The traditional treatments for nail dystrophy include direct injection or topical application of corticosteroids (22), topical tacrolimus (23), PUVA phototherapy (24), laser therapy (25), etc., but large-scale clinical trials for these treatments are currently lacking. In recent years, biological agents targeting the type 2 inflammatory pathways have been attempted for treating nail dystrophy in AD, but clinical experience remains insufficient. Dupilumab, an interleukin (IL) -4 receptor subunit α (IL-4Rα) antagonist, inhibits IL-4 and IL-13 signaling, thereby suppressing the Th2 pathway. The published research findings on dupilumab mainly focus on its improvement in AD skin lesions. In the clinical trials involving thousands of patients treated with dupilumab, no reports of any associated nail changes have been documented (7). To date, only four case reports describe the use of dupilumab in adults with coexisting AD and nail dystrophy, all showing favorable efficacy (5–8). There are no relevant reports on pediatric patients. The mechanism by which dupilumab treats nail dystrophy in AD may be due to blocking the inflammatory infiltration formed by Th2 lymphocytes in the nail matrix or nail bed. Notably, in one reported case, dupilumab played a dual role in both initiating and treating the nail dystrophy (7). This paradoxical response might be attributed to dupilumab temporarily altering the local cytokine environment of the nail, triggering the lesions, though inflammation ultimately relieved over time.
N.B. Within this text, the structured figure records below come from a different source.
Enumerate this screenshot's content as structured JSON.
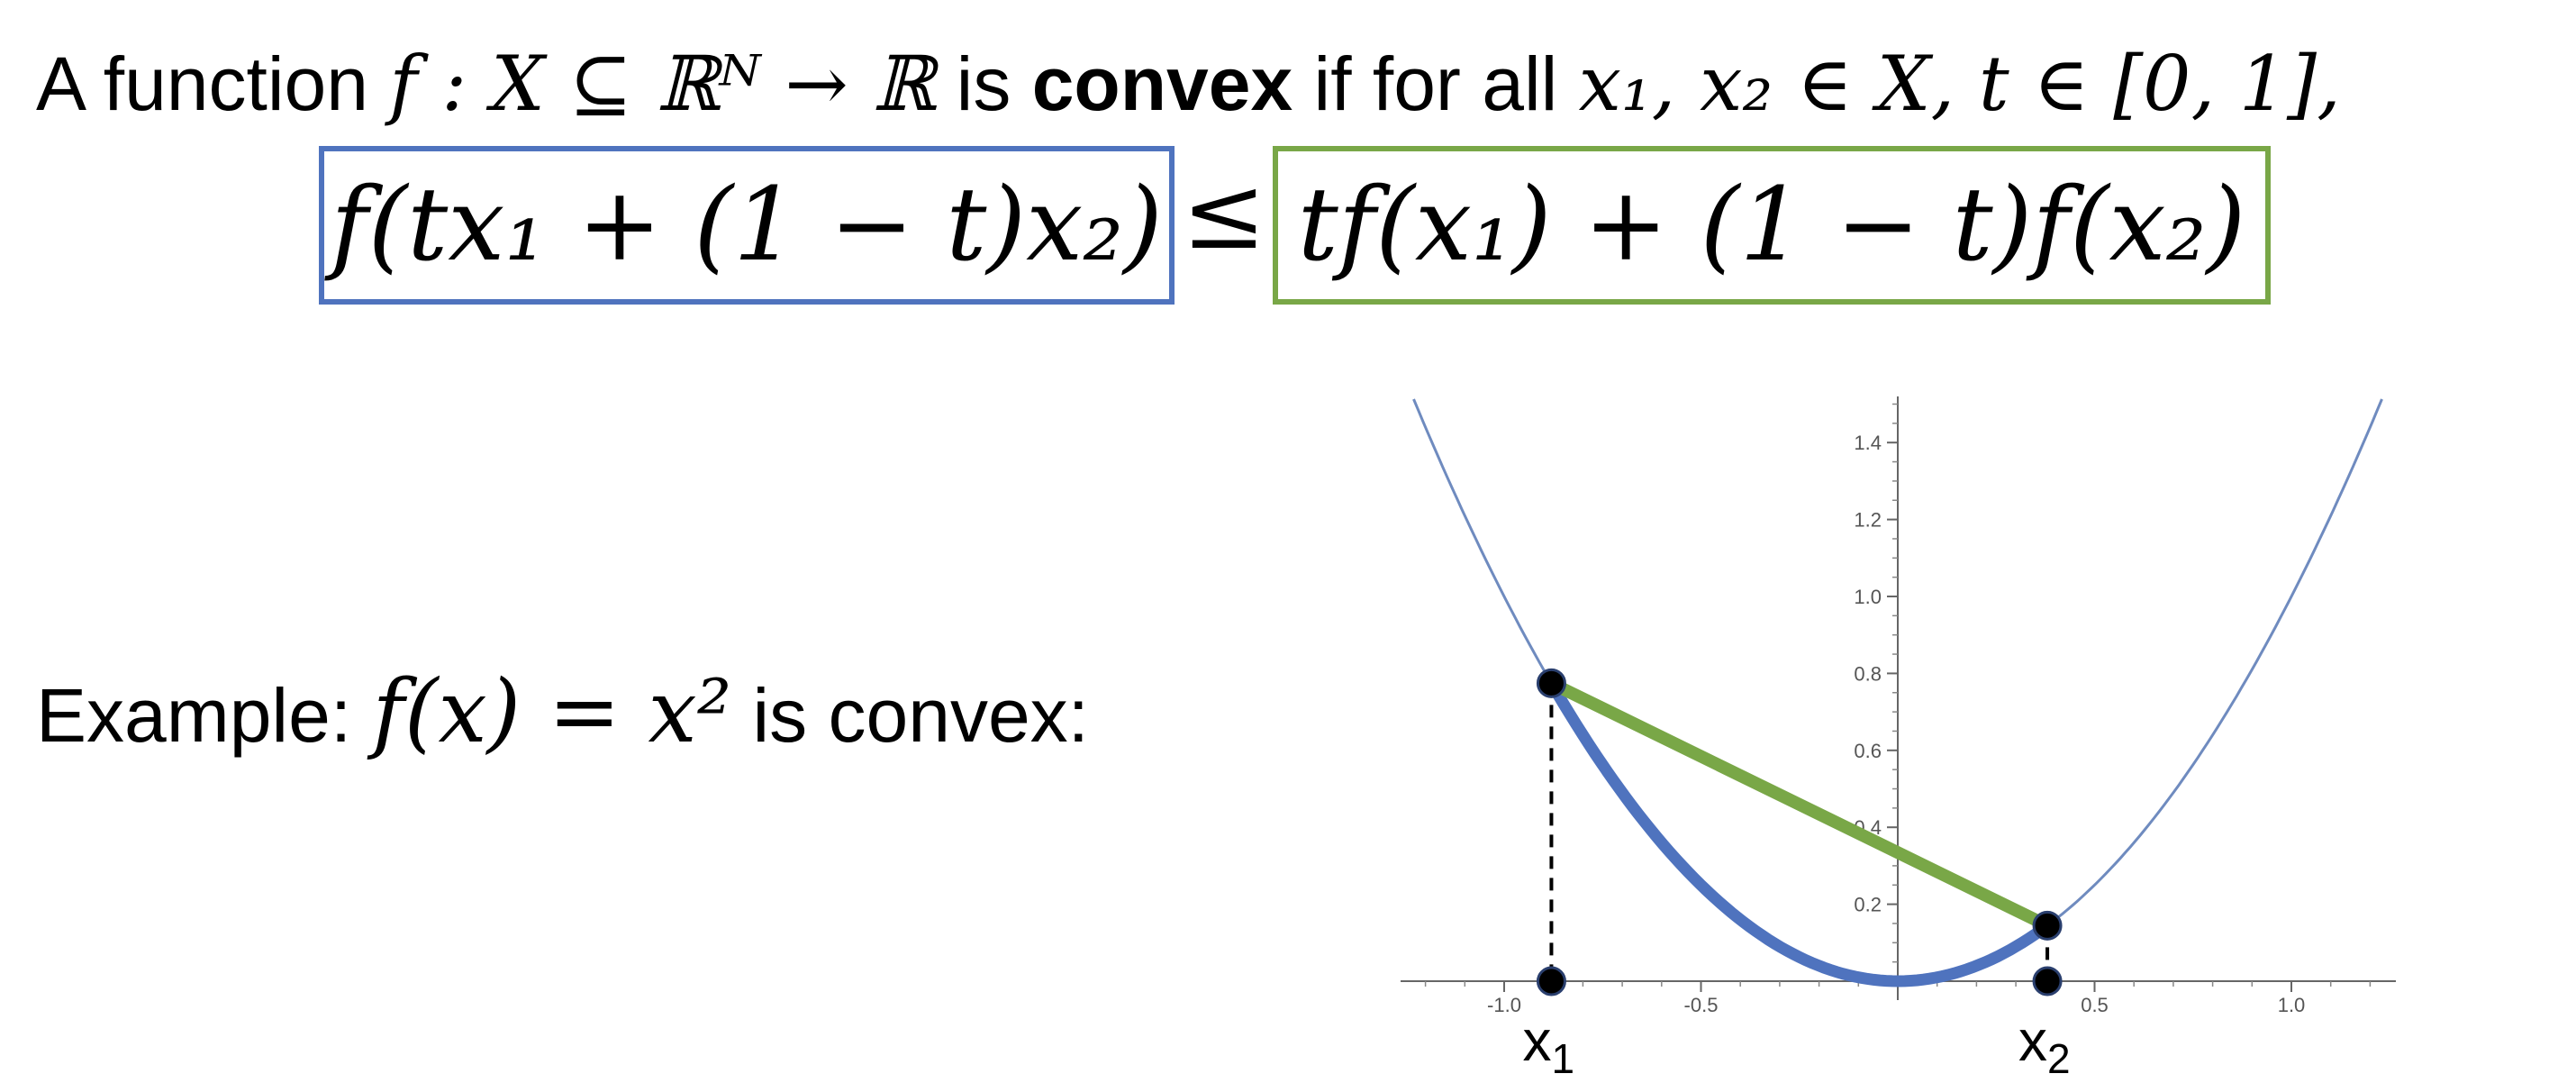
{
  "definition": {
    "prefix": "A function",
    "signature": "f : X ⊆ ℝᴺ → ℝ",
    "is_word": "is",
    "bold_word": "convex",
    "condition": "if for all",
    "quantifier": "x₁, x₂ ∈ X, t ∈ [0, 1],"
  },
  "inequality": {
    "lhs": "f(tx₁ + (1 − t)x₂)",
    "relation": "≤",
    "rhs": "tf(x₁) + (1 − t)f(x₂)",
    "lhs_box_color": "#4f73be",
    "rhs_box_color": "#79a747"
  },
  "example": {
    "label": "Example:",
    "formula": "f(x) = x²",
    "suffix": "is convex:"
  },
  "chart_data": {
    "type": "line",
    "function": "x^2",
    "xlim": [
      -1.23,
      1.23
    ],
    "ylim": [
      0,
      1.5
    ],
    "x_ticks": [
      -1.0,
      -0.5,
      0.5,
      1.0
    ],
    "x_tick_labels": [
      "-1.0",
      "-0.5",
      "0.5",
      "1.0"
    ],
    "y_ticks": [
      0.2,
      0.4,
      0.6,
      0.8,
      1.0,
      1.2,
      1.4
    ],
    "y_tick_labels": [
      "0.2",
      "0.4",
      "0.6",
      "0.8",
      "1.0",
      "1.2",
      "1.4"
    ],
    "points": {
      "x1": -0.88,
      "x2": 0.38
    },
    "point_labels": {
      "x1": "x",
      "x1_sub": "1",
      "x2": "x",
      "x2_sub": "2"
    },
    "colors": {
      "curve": "#6f8bbf",
      "arc": "#4f73be",
      "chord": "#79a747"
    }
  }
}
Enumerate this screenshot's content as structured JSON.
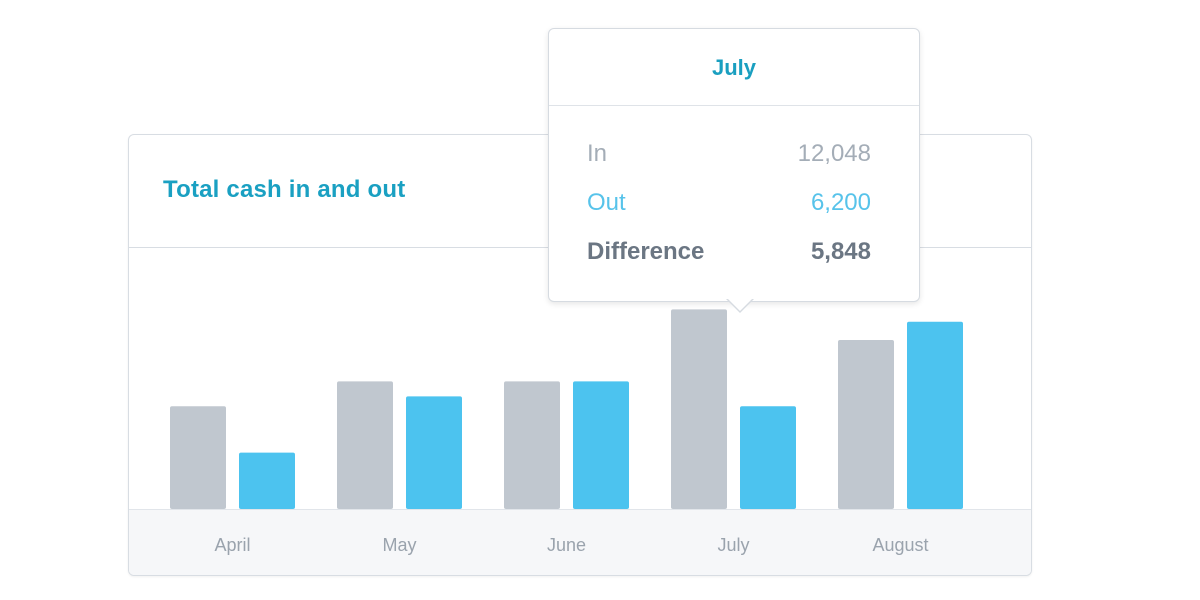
{
  "card": {
    "title": "Total cash in and out"
  },
  "tooltip": {
    "title": "July",
    "rows": [
      {
        "label": "In",
        "value": "12,048"
      },
      {
        "label": "Out",
        "value": "6,200"
      },
      {
        "label": "Difference",
        "value": "5,848"
      }
    ]
  },
  "colors": {
    "in": "#c0c7cf",
    "out": "#4cc3ef",
    "title": "#1aa0c2",
    "axis_label": "#9aa3ad"
  },
  "chart_data": {
    "type": "bar",
    "title": "Total cash in and out",
    "categories": [
      "April",
      "May",
      "June",
      "July",
      "August"
    ],
    "series": [
      {
        "name": "In",
        "values": [
          6200,
          7700,
          7700,
          12048,
          10200
        ]
      },
      {
        "name": "Out",
        "values": [
          3400,
          6800,
          7700,
          6200,
          11300
        ]
      }
    ],
    "xlabel": "",
    "ylabel": "",
    "ylim": [
      0,
      14000
    ],
    "grid": false,
    "legend": "none",
    "highlighted_category": "July"
  }
}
Therefore, based on the limited available literature, dupilumab appears to be a potential therapeutic option for atopic nail dystrophy. Compared to small molecule drugs, dupilumab offers a broader applicable age range (6 months and above), carries no black box warning, has a favorable safety profile, and does not require specific laboratory monitoring during treatment (26). This makes it a favorable treatment choice for younger children.

In conclusion, nail dystrophy in patients with AD is an underestimated issue. Novel therapies targeting the pathophysiological mechanisms of AD hold great promise for patients. Our case series is the first to demonstrate the remarkable efficacy of dupilumab in treating nail dystrophy associated with AD in children. After at least 12 weeks of treatment, all five pediatric patients showed significant improvement in their nail abnormalities. However, the existing evidence has inevitable limitations: small sample size, lack of histological support and long-term follow-up data, an unclear association between nail dystrophy and the severity or subtype of AD. Additionally, there is currently a lack of quantifiable assessment tools for evaluating nail improvement in AD. Furthermore, several key clinical questions remain unanswered, including the response after treatment discontinuation, the sustainability of nail improvement, and whether its disease course parallels changes in skin lesions. Therefore, future larger-scale, long-term prospective studies are needed to elucidate the molecular mechanisms, establish evaluation standards, and objectively evaluate the efficacy and long-term impact of targeted therapies on nail dystrophy in AD.